Crappie In Tidal Rivers
River crappies love current breaks, and current strength often determines how large a current break must be to attract fish. In rivers with minimal current, such as the Rideau River Chain in Ontario, they occupy the main river channel most or all of the year. Guide Jim McLaughlin, who works the Rideau, says crappies often position outside bridge abutments and pilings on the upstream side right in the main river channel during summer. But as Capps notes, only crazy crappies try to hold in the main flow of the lower Mississippi most of the year.
In some slow-moving rivers, crappies can use weedbeds as current breaks in the main channel. In large, powerful rivers, they’re rarely found in the main channel, no matter how large the current breaks are. In northern rivers, the fish leave current areas entirely, moving as far from them as possible when the water dips below 50°F at the surface. In the South, they might stay in current areas all winter, depending on current strength and water temperature. In the North, crappies move miles to find 20 feet of water to hole up in for winter. In the South, 10-foot depths can be acceptable all winter long.

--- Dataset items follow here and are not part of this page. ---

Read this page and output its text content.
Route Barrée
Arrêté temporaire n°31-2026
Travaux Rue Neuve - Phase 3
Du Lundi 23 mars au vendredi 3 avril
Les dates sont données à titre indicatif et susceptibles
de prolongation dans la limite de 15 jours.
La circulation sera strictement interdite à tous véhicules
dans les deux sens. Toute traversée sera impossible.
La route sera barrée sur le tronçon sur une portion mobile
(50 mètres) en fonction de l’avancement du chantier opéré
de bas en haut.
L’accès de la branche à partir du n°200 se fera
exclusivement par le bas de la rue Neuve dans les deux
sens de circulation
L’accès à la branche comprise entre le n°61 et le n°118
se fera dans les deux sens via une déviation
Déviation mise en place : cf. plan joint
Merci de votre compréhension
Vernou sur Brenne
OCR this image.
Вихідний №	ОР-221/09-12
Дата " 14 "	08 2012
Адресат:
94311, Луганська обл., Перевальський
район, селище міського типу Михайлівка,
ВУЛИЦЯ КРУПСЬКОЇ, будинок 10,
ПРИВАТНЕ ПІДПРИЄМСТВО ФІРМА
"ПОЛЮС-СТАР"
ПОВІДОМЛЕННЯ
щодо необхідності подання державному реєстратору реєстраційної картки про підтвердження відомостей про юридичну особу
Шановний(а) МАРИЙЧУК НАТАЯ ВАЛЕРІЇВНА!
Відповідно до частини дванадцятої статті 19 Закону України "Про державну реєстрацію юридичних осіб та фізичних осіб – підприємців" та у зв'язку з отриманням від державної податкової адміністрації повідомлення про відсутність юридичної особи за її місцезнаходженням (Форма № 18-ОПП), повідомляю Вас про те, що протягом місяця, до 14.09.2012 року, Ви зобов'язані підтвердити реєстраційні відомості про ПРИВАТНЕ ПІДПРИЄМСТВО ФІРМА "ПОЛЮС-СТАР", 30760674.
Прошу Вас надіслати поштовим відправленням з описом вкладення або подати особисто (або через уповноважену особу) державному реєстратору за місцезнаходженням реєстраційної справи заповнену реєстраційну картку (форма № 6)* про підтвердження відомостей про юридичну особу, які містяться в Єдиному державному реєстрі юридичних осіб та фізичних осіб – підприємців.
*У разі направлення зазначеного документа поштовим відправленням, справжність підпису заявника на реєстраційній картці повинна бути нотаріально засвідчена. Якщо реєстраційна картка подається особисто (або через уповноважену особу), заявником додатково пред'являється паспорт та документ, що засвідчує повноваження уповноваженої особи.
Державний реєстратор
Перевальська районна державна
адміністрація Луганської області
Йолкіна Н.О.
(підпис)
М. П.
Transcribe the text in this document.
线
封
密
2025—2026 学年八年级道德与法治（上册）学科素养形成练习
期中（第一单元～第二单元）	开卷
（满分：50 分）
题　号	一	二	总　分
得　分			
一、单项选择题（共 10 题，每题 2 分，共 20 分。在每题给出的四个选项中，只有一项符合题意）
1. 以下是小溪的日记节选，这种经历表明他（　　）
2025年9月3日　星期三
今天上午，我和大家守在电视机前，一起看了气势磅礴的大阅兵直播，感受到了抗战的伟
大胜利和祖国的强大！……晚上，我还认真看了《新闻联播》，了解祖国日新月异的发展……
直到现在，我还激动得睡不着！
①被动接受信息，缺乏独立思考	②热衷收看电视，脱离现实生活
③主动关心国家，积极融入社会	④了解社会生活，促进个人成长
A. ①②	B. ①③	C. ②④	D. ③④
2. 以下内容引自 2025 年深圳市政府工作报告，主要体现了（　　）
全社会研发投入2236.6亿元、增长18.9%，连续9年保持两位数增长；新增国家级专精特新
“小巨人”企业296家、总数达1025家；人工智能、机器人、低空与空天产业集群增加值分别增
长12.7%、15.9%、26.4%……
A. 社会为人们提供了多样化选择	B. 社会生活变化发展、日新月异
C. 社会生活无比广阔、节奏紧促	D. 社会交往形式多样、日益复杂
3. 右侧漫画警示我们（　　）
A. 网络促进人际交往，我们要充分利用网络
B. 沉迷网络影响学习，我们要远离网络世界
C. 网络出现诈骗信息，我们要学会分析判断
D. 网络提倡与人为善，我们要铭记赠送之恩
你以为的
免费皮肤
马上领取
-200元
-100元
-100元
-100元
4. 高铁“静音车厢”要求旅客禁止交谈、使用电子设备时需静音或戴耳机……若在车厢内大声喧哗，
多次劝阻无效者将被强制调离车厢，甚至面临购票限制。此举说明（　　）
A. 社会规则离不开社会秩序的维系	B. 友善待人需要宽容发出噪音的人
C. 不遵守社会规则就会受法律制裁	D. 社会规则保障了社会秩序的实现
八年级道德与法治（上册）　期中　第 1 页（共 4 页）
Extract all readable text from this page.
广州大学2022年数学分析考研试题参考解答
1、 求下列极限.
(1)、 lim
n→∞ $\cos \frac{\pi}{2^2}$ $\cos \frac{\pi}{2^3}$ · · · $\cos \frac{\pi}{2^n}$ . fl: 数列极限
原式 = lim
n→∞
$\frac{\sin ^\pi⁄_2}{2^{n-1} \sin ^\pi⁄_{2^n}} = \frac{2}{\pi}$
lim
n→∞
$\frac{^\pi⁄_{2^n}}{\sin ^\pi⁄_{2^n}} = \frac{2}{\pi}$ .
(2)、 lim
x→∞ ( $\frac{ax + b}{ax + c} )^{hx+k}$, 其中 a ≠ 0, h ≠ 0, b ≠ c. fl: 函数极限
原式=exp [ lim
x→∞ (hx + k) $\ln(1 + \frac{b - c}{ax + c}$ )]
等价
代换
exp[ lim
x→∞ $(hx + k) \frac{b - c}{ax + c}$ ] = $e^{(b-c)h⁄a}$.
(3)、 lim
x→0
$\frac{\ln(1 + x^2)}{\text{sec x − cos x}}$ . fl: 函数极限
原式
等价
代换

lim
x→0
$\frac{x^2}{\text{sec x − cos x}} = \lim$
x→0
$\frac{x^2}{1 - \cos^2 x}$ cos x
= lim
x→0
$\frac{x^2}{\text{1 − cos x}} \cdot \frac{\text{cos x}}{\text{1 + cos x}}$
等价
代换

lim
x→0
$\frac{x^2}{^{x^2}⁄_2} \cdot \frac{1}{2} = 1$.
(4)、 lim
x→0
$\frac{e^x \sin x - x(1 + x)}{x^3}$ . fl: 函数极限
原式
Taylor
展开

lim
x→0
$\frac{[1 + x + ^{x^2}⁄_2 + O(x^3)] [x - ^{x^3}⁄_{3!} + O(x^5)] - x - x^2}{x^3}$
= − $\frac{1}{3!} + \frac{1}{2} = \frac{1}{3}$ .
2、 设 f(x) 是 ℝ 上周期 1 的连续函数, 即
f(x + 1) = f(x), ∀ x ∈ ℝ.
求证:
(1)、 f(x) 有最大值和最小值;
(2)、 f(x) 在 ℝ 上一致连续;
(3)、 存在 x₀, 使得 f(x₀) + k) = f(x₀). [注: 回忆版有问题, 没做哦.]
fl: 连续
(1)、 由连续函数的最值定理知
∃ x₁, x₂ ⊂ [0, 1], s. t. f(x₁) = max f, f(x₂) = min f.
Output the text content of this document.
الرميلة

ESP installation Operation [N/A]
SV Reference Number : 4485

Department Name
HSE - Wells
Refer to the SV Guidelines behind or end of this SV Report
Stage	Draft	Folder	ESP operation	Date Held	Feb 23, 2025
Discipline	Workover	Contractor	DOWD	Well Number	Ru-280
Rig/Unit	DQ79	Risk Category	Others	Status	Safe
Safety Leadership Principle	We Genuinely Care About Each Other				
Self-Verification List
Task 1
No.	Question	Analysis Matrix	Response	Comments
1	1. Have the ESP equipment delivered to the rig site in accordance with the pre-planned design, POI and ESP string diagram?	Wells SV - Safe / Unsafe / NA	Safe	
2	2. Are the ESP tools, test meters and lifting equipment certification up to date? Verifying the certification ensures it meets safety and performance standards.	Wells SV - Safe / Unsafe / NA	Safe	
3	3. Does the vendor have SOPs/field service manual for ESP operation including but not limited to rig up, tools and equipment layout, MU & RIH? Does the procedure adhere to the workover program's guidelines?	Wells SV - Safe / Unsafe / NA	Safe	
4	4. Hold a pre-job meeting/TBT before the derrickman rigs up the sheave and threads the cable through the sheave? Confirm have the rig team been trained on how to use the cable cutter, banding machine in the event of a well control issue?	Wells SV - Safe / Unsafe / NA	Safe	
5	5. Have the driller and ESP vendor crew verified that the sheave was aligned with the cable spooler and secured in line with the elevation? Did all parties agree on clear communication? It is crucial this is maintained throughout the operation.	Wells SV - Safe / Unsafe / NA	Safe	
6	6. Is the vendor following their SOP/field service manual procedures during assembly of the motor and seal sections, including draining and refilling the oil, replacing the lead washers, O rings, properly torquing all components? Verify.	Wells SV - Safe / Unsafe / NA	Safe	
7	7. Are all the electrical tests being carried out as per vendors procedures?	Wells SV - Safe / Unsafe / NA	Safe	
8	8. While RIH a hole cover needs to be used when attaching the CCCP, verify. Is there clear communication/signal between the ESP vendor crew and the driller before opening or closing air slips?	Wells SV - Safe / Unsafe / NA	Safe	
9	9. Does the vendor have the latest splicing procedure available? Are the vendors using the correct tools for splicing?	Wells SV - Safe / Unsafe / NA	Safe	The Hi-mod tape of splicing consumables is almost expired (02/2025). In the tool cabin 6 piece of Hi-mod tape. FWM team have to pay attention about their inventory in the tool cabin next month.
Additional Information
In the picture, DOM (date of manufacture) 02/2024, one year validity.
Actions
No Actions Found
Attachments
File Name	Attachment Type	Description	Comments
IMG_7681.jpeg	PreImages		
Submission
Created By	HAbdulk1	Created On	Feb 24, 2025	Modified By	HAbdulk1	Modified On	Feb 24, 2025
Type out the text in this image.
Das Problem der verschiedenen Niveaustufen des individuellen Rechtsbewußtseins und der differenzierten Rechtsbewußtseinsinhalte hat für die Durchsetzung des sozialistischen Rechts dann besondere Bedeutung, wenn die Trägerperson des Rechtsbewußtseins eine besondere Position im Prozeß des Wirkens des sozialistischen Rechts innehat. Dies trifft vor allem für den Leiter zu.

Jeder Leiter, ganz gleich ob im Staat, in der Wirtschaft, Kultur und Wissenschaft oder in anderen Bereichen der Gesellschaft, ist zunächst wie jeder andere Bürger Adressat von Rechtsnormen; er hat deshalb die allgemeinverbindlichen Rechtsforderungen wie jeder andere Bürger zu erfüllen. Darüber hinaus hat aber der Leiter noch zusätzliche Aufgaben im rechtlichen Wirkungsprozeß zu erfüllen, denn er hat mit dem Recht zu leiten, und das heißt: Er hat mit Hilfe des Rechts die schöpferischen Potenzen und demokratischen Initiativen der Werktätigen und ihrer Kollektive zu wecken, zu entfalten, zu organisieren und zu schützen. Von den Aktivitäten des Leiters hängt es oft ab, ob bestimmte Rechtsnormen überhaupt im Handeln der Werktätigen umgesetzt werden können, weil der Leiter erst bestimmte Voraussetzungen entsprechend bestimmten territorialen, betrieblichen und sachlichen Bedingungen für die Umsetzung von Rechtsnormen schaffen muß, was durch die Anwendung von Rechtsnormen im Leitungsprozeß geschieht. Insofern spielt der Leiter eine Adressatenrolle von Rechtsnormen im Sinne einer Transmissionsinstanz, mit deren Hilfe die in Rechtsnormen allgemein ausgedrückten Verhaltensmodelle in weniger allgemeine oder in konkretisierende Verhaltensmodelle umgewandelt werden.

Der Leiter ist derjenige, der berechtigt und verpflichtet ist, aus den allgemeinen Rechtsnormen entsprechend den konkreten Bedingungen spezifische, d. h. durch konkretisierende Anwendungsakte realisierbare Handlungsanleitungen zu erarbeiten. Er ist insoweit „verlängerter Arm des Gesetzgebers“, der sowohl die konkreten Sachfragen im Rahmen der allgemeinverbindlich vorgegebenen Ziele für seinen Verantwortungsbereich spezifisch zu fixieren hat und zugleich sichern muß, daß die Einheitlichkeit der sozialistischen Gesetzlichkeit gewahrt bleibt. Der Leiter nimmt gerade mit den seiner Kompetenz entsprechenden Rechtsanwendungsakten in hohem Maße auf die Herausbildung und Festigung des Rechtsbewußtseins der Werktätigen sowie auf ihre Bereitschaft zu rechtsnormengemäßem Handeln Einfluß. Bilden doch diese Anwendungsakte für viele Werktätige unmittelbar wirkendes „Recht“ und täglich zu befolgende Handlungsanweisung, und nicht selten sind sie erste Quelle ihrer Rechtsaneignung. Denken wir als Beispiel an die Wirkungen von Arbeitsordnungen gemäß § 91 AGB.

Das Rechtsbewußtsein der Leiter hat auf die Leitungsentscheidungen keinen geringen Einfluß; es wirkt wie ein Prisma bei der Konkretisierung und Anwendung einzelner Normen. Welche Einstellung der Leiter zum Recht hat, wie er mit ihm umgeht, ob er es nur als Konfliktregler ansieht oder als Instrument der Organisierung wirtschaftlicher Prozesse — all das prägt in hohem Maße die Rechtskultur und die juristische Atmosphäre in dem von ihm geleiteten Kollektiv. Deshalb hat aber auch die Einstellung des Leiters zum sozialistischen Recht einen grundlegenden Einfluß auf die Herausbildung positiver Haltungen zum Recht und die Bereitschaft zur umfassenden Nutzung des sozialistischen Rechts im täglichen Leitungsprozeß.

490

Different fish? No. Crappies everywhere are the same fish with the same needs, but different climates modify those needs. The natural range of crappies, from south Florida into Canada, covers a wide spectrum of climates, from subtropical to boreal. Crappies range through disparate river systems and topography, where varying conditions force different responses to different problems. Conditions change with latitude, climate, and terrain, but our flat-sided friends have built-in attitude adjustment capabilities that allow them to thrive in all kinds of rivers, lakes, and climates.